The designed PD controller, as discussed before, will be used as a baseline controller for comparison with an optimal controller.

4. Controller Optimization Using Genetic Algorithm

GA is a search-centered optimization technique which is based on the Darwinian theory of genetic evolution. It is significantly useful in the optimization of PID controller parameters. The optimization performance of the controller design using GA is mainly dependent on the selection of an appropriate cost function. For this system, the Integral of Time-weighted Absolute Error (ITEA) is used as the cost function.

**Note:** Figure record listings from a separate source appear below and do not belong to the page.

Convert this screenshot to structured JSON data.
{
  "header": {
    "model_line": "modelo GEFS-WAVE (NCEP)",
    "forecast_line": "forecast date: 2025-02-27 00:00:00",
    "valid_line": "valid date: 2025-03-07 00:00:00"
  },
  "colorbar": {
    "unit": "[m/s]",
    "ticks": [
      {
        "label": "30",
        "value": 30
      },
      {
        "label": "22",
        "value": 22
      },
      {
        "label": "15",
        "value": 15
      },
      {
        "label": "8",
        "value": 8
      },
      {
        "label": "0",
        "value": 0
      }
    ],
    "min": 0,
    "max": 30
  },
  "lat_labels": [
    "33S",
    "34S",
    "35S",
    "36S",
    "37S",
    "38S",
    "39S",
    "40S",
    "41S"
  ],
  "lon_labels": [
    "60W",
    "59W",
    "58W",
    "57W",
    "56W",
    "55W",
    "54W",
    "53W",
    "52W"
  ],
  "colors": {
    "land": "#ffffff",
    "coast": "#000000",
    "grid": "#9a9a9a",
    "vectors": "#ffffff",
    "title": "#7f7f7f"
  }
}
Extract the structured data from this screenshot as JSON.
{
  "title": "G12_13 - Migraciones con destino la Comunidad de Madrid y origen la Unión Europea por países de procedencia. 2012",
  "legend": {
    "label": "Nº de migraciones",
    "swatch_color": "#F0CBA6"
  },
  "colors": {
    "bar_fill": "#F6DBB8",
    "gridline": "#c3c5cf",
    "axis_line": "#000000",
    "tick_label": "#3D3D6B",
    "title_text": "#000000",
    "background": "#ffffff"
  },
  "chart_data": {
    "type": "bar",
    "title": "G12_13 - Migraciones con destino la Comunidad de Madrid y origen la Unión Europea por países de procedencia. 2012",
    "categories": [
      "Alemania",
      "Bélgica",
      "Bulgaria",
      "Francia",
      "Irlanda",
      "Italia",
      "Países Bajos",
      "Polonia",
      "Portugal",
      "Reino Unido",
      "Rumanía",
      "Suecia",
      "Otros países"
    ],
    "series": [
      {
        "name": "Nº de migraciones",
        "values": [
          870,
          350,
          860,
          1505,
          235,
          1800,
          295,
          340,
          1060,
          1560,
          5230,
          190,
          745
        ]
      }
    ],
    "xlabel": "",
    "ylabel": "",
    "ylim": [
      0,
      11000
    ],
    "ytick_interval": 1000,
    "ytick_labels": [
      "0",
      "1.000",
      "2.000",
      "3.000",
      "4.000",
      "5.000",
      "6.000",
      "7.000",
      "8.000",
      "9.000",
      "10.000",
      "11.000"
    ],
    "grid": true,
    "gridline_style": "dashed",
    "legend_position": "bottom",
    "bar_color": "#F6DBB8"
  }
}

Equation (10) represents the mathematical expression of the cost function, where the error signal of the function is denoted by $e\left(t\right)$. Using the ITEA error function, proportional and derivative gains are determined for the VVT system.

$$ITEA={{\displaystyle \int }}_0^{\infty }t.\left|e\left(t\right)\right|.dt.$$

(10)

The setup parameters of the GA optimization are shown in

Table 2. Setup Parameters for the GA optimization.

Setting Parameter	Value
Bounds for$K_P$	[0–20]
Bounds for$K_D$	[0–1]
Number of Variables	2
Population Type	Double Vector
Creation Function	Uniform
Selection Function	Stochastic Uniform
Mutation Function	Adaptive Feasible
Crossover Function	Intermediate

. The values of $K_P$ and $K_D$obtained using GA are $20$ and $0.1693$, respectively. Using these values, the open-loop and closed-loop transfer functions are shown in Equations (11) and (12).

$$G\left(s\right)=\frac{7.605s+900}{0.002s^2+0.21s+1.5},$$

(11)

$$T\left(s\right)=\frac{7.605s+900}{0.002s^2+7.815+901.5}.$$

(12)

The response of the GA-optimized VVT system for a step input is shown in Figure 3. The step response shows that the performance of the system has considerably increased. The improved settling time and rise time are determined to be 0.0009 s and 0.000568 s. The overshoot was calculated to be 0.34%, while the steady-state error was calculated to be 0.0017.

Performance Comparison of the Designed Controllers

The performance comparison of the PD controller designed using the root locus and the GA-optimized controller is shown in

Table 3. Performance Characteristics Comparison of the Designed VVT Controllers.

Characteristic	Without Controller	Root-Locus	Genetic Algorithm
Settling Time	0.0091 s	0.0016 s	0.000975 s
Rise Time	0.0723 s	0.0092 s	0.000568 s
% Overshoot	31.39%	4.92%	0.34%
Steady-State Error	0.0322	0.00322	0.0017

and plotted in Figure 3. The results validate that the % parent overshoot decreased from 4.92% for the controller designed using the root locus to 0.36% for the GA-optimized controller.

5. Conclusions

In this study, a motor-driven planetary VVT controller is explained. A PD controller was designed using the root locus technique and served as the baseline controller in comparison to a GA-optimized controller. Simulations are carried out in which the GA-optimized controller showed an improved and optimal performance.

The linear model of the electric planetary VVT system is led in line with some assumptions and simplifications. However, in real world, a non-linear model is followed with high engine speeds for maximum power and fuel efficiency at low RPM. Therefore, in future, an optimal controller can be developed consequent to these changing parameters and non-linear behavior, which can be verified by its practical implementation.